Kuambil kursi yang terletak diseberang dan disejajarkan dengan kursinya menghadap lurus kearah pantai. Dia sama sekali tidak risih mata ini menatapnya tanpa jeda. Seperti dulu, yang sering tersipu lalu memukul bahuku karena malu, itu bukan pukulan tepatnya, tapi elusan.

“Aku tidak akan menceraikanmu sampai maut berpisah dari raga ini. Tidak penting bagiku kamu bisa hamil atau tidak. Perihal anak, tidak perlu mendikte takdir Allah. Apa saja bisa menjadi mungkin bagiNya. Jikapun pada akhirnya tidak, selalu ada jalan keluar dari setiap permasalahan. Bukankah jika Allah memberi ujian bersamaan dengan solusi yang dihamparkan. Tergantung kita, mencari solusi itu seperti apa. Aku menghela nafas panjang, kulihat dia menatapku lurus. masih ada semburat sedih yang menyembul dari wajah teduhnya.

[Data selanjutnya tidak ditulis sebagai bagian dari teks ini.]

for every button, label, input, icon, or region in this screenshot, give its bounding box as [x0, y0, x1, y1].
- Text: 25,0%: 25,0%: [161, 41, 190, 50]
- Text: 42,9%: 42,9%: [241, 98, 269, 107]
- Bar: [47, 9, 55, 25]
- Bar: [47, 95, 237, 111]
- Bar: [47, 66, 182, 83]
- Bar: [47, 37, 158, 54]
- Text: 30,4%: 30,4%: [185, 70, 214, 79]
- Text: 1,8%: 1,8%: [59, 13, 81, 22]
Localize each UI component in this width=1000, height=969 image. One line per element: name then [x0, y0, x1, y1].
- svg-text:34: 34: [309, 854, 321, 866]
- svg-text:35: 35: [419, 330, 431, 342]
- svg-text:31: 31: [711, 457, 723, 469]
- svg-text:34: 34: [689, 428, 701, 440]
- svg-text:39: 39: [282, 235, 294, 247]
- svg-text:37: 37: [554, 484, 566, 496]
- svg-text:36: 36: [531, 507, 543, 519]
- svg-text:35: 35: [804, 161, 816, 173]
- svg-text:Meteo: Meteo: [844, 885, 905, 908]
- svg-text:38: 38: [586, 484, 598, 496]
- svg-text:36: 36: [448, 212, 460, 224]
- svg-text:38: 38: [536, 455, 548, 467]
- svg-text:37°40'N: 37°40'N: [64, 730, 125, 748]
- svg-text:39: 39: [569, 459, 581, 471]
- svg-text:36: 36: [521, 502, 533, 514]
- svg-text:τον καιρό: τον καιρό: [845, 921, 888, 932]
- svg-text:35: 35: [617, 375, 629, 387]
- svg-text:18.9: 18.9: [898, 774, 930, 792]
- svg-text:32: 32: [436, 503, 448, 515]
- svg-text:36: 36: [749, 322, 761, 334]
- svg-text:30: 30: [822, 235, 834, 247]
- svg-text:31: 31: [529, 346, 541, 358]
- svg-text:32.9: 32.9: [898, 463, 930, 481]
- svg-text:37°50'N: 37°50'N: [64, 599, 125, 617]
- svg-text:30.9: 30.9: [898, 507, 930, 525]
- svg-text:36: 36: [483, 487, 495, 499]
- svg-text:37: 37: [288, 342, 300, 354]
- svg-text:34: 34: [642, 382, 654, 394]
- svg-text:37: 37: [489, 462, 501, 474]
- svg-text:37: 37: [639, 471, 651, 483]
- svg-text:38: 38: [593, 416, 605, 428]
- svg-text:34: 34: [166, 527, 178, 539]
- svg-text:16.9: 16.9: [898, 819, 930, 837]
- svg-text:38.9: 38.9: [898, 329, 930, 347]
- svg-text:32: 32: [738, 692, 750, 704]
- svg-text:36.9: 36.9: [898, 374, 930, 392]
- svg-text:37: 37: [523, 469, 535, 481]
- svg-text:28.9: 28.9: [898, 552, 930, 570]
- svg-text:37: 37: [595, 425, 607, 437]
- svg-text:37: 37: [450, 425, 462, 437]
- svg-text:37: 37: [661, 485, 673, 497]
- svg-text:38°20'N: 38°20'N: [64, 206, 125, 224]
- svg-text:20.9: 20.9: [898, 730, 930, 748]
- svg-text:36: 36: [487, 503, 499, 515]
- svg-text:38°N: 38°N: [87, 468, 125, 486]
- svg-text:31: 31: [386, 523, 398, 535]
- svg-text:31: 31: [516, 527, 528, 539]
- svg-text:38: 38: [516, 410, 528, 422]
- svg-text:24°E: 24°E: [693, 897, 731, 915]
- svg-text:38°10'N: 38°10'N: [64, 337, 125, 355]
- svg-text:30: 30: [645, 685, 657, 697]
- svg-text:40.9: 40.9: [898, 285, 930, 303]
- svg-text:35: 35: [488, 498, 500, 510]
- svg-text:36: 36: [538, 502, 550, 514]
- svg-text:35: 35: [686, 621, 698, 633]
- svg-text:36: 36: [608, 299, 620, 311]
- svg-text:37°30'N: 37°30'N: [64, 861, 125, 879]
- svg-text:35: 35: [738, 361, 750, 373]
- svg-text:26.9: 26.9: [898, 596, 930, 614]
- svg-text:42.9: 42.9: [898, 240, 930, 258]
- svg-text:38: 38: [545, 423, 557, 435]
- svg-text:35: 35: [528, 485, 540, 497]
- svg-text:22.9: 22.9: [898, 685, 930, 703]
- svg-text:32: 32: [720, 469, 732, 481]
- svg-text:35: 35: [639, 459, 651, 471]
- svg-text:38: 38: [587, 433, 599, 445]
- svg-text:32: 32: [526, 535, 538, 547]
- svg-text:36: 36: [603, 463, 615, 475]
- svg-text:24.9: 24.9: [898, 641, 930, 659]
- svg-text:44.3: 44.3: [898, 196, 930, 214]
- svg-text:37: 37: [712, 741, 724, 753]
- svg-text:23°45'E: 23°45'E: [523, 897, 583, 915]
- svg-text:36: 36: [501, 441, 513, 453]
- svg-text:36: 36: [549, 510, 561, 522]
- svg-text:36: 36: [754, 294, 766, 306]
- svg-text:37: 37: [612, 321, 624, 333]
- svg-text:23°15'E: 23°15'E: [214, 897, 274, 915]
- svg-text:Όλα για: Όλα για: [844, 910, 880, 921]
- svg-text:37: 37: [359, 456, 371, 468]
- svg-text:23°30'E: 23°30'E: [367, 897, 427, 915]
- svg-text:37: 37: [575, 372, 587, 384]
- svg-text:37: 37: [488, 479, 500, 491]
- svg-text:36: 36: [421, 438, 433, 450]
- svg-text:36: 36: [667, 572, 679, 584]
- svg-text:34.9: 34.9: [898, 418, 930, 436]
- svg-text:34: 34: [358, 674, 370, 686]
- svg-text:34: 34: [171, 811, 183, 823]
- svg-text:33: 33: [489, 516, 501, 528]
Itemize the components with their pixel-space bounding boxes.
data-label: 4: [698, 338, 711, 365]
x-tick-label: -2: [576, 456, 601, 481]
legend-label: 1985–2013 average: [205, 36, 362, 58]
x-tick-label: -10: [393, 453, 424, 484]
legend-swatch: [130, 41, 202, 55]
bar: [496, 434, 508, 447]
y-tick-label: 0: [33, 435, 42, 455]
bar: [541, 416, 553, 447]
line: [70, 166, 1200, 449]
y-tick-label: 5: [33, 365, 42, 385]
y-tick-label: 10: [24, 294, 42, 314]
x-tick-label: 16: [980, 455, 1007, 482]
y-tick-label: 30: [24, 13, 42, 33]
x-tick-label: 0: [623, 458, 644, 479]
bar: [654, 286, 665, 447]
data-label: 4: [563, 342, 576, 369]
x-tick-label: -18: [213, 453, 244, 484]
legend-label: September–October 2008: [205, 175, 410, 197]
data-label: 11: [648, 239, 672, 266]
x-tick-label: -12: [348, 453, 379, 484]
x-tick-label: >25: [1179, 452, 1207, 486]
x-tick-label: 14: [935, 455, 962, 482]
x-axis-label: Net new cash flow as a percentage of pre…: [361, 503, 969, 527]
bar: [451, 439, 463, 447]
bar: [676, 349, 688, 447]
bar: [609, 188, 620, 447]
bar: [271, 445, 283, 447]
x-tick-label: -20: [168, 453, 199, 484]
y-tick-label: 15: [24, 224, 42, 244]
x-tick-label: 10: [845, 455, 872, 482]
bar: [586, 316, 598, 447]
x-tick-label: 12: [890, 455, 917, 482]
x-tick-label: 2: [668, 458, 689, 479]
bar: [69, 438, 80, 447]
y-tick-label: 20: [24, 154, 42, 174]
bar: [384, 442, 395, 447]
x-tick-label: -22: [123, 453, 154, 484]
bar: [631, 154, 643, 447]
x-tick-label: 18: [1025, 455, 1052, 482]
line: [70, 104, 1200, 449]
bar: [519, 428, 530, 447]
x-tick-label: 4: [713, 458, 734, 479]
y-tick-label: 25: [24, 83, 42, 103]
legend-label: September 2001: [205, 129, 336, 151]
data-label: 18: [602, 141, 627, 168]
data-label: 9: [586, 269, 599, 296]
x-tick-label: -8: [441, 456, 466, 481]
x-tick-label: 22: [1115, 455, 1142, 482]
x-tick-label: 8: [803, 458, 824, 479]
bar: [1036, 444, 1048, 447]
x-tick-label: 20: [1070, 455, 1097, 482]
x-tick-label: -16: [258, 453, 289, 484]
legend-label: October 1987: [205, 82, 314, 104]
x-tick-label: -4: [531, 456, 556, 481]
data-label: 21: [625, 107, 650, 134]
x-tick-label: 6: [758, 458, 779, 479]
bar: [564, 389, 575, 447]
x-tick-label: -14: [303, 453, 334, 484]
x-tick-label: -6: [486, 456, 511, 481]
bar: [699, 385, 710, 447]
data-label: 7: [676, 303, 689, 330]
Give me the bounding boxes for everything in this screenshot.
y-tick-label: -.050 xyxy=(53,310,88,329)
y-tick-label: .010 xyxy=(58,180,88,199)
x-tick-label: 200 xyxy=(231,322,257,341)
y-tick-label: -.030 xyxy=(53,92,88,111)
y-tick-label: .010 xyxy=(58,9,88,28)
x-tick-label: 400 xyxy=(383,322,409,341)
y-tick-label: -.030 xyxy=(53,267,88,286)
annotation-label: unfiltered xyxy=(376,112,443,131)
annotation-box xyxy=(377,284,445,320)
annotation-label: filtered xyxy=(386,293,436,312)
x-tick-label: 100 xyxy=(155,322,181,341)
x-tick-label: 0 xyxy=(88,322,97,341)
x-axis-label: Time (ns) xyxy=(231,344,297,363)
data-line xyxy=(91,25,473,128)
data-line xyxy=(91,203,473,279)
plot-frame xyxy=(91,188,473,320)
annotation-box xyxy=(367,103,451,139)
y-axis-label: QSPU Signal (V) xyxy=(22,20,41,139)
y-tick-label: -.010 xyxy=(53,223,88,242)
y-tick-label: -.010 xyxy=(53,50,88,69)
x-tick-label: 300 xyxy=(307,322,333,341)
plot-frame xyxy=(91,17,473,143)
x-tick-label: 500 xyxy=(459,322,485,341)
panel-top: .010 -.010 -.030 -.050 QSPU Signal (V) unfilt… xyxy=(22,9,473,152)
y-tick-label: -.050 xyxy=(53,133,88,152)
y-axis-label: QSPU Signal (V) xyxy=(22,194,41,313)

"Jika ini alasanmu agar aku menceraikanmu, maka jawabannya adalah tidak. Bahkan jika ada alasan lain yang akan kamu utarakan, aku tidak akan pernah melakukan itu. Bagaimanapun kondisimu hari ini, aku akan tetap berada disampingmu, menjagamu sampai maut menjadi pemisah antara kau dan aku. Tidak perlu memikirkan perihal keluargaku, biar itu menjadi urusan Masmu ini. Tugasmu hanya satu, tetaplah menjadi istriku. Mencintaimu adalah hal terindah dan selalu ku jaga sejak dulu, kini dan sampai nanti” Ku kecup jemari wanita yang persis berada dihadapan. Senyumnya mulai menyembul saat ku angkat wajah menatapnya lekat-lekat.

Bulir bening itu lagi-lagi mengairi pipinya. Kali ini kurasa itu adalah sebentuk luapan kelegaan karena jawabanku tadi. Dia balas mengecup tanganku lalu berkata, “makasih, Mas. Sungguh aku juga mencintaimu karena Allah. Aku merasa menjadi wanita yang paling beruntung sedunia, mencintaimu dan dicintai olehmu tanpa syarat.” Jawabnya, sembari menyeka air mata yang berderai.

Semua rasa yang berkecamuk tadi sirna sesirna-sirnanya. Aku lega sekaligus bahagia. Dia akhirnya memukul lenganku karena mataku tak jua beranjak menatapnya. Ah, aku selalu merindukan suasana seperti ini. Bagaimana caranya tersipu membuatku merasa aku bisa membahagiakan dia selamanya.